La vita e il pensiero di Ernst Jünger avrebbero dovuto essere tema di una puntata di Passato e Presente, la trasmissione di Rai Cultura condotta da Paolo Mieli. Il condizionale è d’obbligo perché, nonostante l’episodio sia effettivamente andato in onda (martedì 16 aprile), cosa ospite e ospiti abbiano realmente trattato risulta davvero complicato dirlo.


Prima su Rai 3 (ore 13:15) e poi su Rai Storia (20:30), a essere trasmessi, al di là dei – pochi – dati storico-biografici e dei – sempre pochi – riferimenti alle opere, sono stati 36 minuti di chiacchiera sul nulla.


Concorda sicuramente con me – si, lo so per certo senza che egli ne abbia fatto parola – il professore Emilio Gentile, per l’occasione interlocutore del conduttore, che, unico, ha tentato di liberare Jünger dal piattume-pattume in cui, invece, Mieli ha lottato con tutte le forze per trascinarlo.


Come intuendo l’andazzo della trattazione, il professore premette, a pochi minuti dall’inizio, che una trasmissione su Jünger non sarà sufficiente, 35, ironizza, sarebbero un inizio.
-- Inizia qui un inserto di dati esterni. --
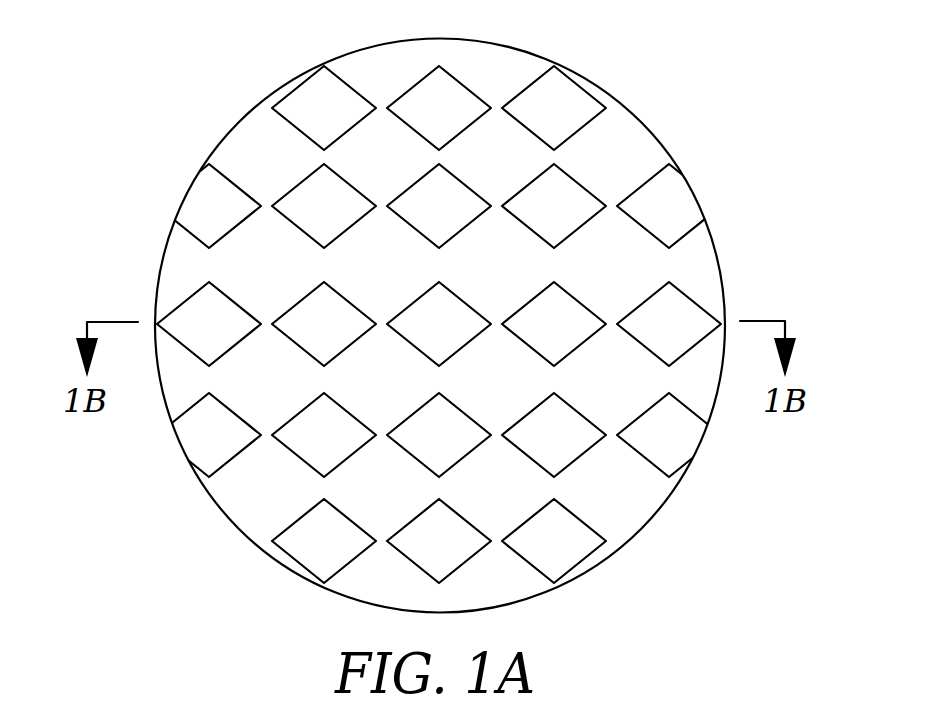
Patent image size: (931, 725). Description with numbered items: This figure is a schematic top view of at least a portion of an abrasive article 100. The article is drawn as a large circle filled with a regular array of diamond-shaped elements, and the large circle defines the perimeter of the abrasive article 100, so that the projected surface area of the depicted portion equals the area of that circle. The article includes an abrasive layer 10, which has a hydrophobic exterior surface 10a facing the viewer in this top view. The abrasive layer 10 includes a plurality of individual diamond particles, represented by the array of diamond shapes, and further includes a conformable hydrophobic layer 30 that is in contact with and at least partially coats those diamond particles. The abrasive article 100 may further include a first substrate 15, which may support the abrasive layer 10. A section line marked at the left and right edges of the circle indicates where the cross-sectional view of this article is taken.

The abrasive article 100 is at (454, 306).
The abrasive layer 10 is at (455, 312).
The hydrophobic exterior surface 10a is at (455, 326).
The first substrate 15 is at (667, 153).
The conformable hydrophobic layer 30 is at (202, 202).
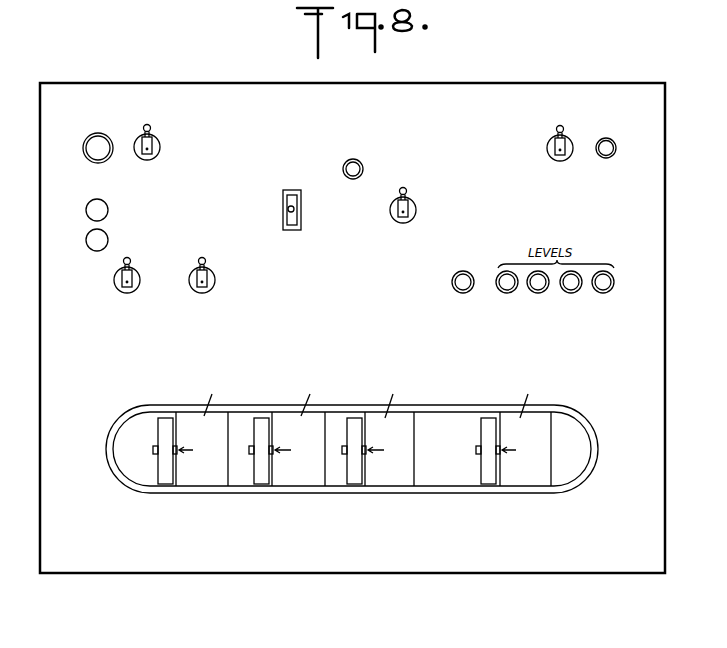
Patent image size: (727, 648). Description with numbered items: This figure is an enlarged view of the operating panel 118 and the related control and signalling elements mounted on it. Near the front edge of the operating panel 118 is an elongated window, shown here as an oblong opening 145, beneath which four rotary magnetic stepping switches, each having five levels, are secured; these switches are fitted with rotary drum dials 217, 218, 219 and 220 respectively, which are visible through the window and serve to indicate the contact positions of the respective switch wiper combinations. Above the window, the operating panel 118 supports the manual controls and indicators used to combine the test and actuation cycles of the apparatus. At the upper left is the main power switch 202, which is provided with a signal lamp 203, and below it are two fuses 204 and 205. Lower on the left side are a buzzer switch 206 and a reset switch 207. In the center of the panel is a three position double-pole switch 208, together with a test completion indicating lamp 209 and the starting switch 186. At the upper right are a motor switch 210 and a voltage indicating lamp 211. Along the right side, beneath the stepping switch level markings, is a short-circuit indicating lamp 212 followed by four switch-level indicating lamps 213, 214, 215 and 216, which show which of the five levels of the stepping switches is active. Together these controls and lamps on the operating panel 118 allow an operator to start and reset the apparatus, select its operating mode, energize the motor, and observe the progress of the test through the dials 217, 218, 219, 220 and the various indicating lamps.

The operating panel 118 is at (216, 573).
The endless track 145 is at (135, 470).
The starting switch 186 is at (413, 205).
The main power switch 202 is at (152, 137).
The signal lamp 203 is at (96, 133).
The fuse 204 is at (108, 208).
The fuse 205 is at (108, 240).
The buzzer switch 206 is at (118, 288).
The reset switch 207 is at (203, 295).
The three position double-pole switch 208 is at (295, 210).
The test completion indicating lamp 209 is at (364, 170).
The motor switch 210 is at (552, 136).
The voltage indicating lamp 211 is at (610, 138).
The short-circuit indicating lamp 212 is at (459, 292).
The switch-level indicating lamp 213 is at (504, 292).
The switch-level indicating lamp 214 is at (537, 293).
The switch-level indicating lamp 215 is at (569, 293).
The switch-level indicating lamp 216 is at (603, 293).
The rotary drum dial 217 is at (172, 486).
The rotary drum dial 218 is at (258, 486).
The rotary drum dial 219 is at (352, 486).
The rotary drum dial 220 is at (483, 485).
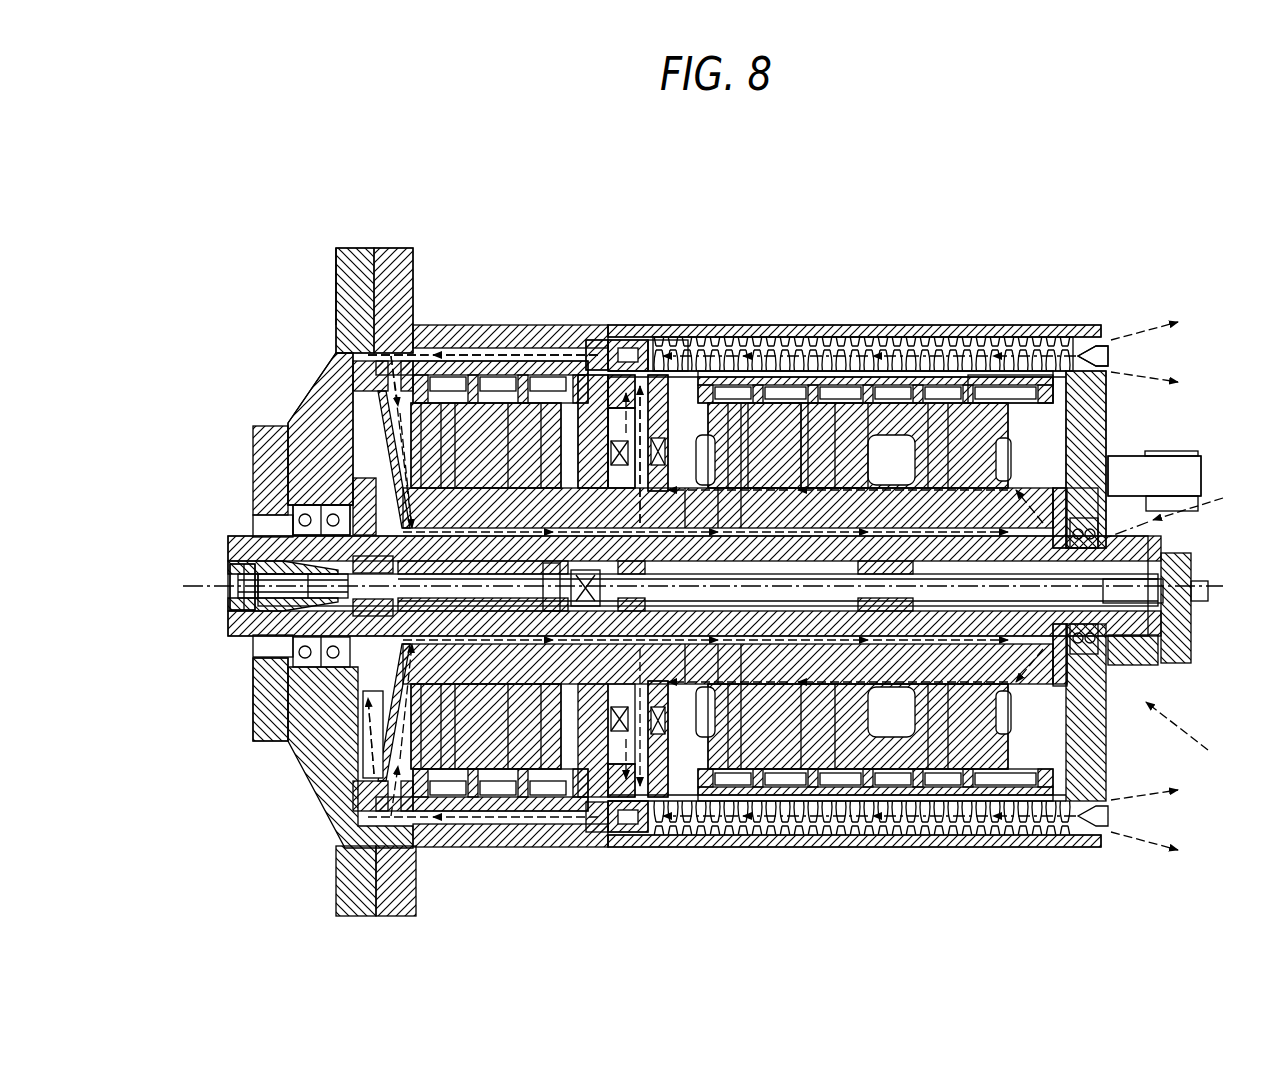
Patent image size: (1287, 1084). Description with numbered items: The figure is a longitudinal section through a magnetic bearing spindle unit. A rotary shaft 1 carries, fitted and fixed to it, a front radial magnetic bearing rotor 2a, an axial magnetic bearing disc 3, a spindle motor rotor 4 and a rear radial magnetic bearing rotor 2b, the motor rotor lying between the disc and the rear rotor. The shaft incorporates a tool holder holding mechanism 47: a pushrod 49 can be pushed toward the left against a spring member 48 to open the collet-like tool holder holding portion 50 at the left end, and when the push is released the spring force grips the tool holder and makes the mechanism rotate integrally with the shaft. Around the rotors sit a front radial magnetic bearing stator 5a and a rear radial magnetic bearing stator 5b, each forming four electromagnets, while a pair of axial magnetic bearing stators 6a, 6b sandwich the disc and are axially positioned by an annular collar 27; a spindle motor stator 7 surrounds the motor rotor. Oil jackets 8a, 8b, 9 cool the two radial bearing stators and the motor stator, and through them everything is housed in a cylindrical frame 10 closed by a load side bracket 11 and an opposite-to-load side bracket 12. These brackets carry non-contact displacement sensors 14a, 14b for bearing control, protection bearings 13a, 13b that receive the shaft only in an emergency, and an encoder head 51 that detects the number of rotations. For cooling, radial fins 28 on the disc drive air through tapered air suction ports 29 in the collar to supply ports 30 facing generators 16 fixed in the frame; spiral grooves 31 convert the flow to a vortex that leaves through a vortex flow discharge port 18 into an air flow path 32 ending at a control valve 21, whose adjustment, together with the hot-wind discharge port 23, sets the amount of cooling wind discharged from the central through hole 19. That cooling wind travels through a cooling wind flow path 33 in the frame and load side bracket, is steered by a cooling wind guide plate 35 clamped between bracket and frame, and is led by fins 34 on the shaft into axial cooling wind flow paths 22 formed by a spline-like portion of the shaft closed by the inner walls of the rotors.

The rotary shaft 1 is at (222, 535).
The front radial magnetic bearing rotor 2a is at (330, 395).
The rear radial magnetic bearing rotor 2b is at (985, 395).
The axial magnetic bearing disc 3 is at (582, 440).
The spindle motor rotor 4 is at (790, 500).
The front radial magnetic bearing stator 5a is at (455, 398).
The rear radial magnetic bearing stator 5b is at (945, 395).
The load side axial magnetic bearing stator 6a is at (555, 470).
The opposite-to-load side axial magnetic bearing stator 6b is at (700, 332).
The spindle motor stator 7 is at (835, 495).
The oil jacket for cooling the front radial magnetic bearing stator 8a is at (500, 765).
The oil jacket for cooling the rear radial magnetic bearing stator 8b is at (910, 795).
The oil jacket for cooling the spindle motor stator 9 is at (745, 840).
The cylindrical frame 10 is at (383, 245).
The load side bracket 11 is at (328, 265).
The opposite-to-load side bracket 12 is at (1045, 317).
The protection bearing 13a is at (280, 700).
The protection bearing 13b is at (1090, 672).
The non-contact displacement sensor 14a is at (297, 497).
The non-contact displacement sensor 14b is at (1075, 515).
The generator 16 is at (615, 332).
The vortex flow discharge port 18 is at (650, 332).
The through hole 19 is at (630, 332).
The control valve 21 is at (1102, 347).
The cooling wind flow path 22 is at (810, 690).
The hot-wind discharge port 23 is at (1088, 332).
The annular collar 27 is at (605, 332).
The radial fins 28 is at (623, 795).
The air suction port 29 is at (590, 332).
The supply port 30 is at (660, 332).
The spiral grooves 31 is at (642, 332).
The air flow path 32 is at (762, 332).
The cooling wind flow path 33 is at (355, 347).
The fins 34 is at (355, 660).
The cooling wind guide plate 35 is at (370, 375).
The tool holder holding mechanism 47 is at (462, 680).
The spring member 48 is at (603, 800).
The pushrod 49 is at (655, 785).
The tool holder holding portion 50 is at (228, 596).
The encoder head 51 is at (1195, 467).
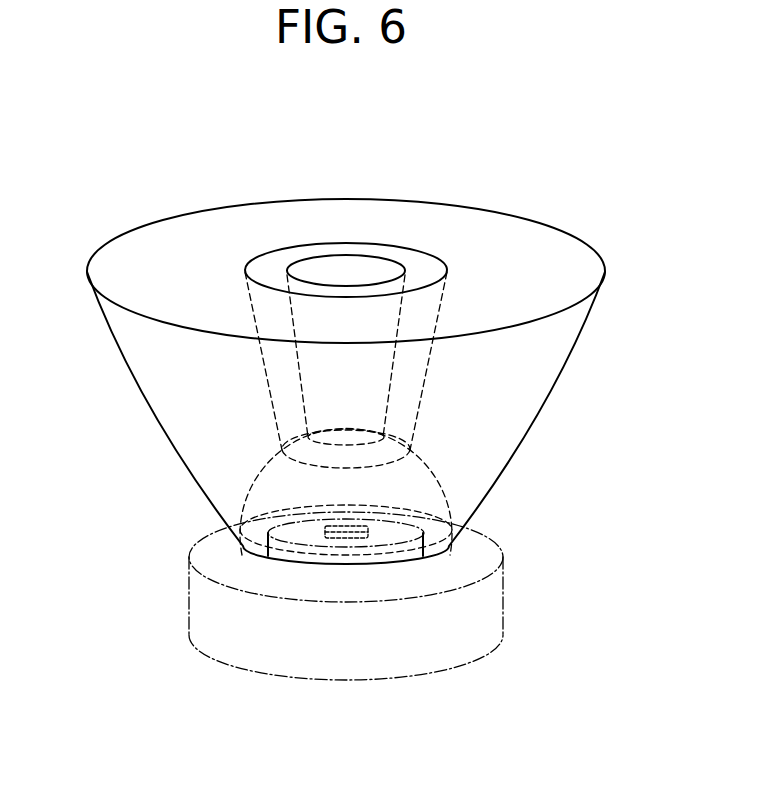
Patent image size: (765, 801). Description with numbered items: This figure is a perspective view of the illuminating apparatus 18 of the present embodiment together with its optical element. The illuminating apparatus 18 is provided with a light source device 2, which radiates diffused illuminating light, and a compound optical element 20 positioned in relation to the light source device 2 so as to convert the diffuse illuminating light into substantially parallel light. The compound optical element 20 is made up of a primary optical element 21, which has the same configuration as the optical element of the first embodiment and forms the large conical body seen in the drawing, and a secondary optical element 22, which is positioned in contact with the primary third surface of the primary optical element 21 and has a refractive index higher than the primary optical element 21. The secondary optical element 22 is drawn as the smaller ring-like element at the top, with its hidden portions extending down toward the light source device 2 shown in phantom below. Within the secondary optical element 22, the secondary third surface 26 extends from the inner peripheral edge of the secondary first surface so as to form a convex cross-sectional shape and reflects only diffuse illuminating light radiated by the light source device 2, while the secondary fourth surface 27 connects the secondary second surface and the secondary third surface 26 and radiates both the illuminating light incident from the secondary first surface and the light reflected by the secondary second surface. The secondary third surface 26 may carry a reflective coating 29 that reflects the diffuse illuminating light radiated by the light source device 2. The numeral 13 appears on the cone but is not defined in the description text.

The light source device 2 is at (572, 582).
The reflector 13 is at (557, 258).
The illuminating apparatus 18 is at (548, 178).
The compound optical element 20 is at (147, 137).
The primary optical element 21 is at (178, 258).
The secondary optical element 22 is at (267, 268).
The secondary surface-3 26 is at (340, 268).
The secondary surface-4 27 is at (427, 268).
The reflective coating 29 is at (384, 270).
Il problema qui è che quella offerta non è neppure un’introduzione.


Il prussiano diventa mera pedina del burattinaio Mieli, il quale ha una tesi, “la guerra è una cosa brutta”, e tenta, alternando, di infilarla prima nella bocca del filosofo e poi in quella del professore: Mieli accosta l’Ernst Jünger post Nelle tempeste d’acciaio, di cui null’altro viene detto se non che fu capace di affascinare destra e sinistra, quasi fosse un pentito, al Remarque di Niente di nuovo sul fronte occidentale. Questo mio scritto potrebbe concludersi qui.


Al giovane Jünger, che parte volontario per il fronte, non è riservato un trattamento migliore: per Mieli è un giovane borghese, annoiato dalla Bell’époque, che vive il trauma della guerra e, romanzando, si costruisce un nome propagandandola alla borghesia germanica e, così, prepara il terreno per l’ascesa di Adolf Hitler.


Nessun afflato metafisico, nessun tentativo di comprendere l’uomo nell’integrità della sua vita o nell'integralità del suo pensiero organico. Solo pezzi di Jünger, posti l’uno contro l’altro, e spiriti, come tecnica e modernità, evocati dallo stregone Mieli, in vero piuttosto assonnato.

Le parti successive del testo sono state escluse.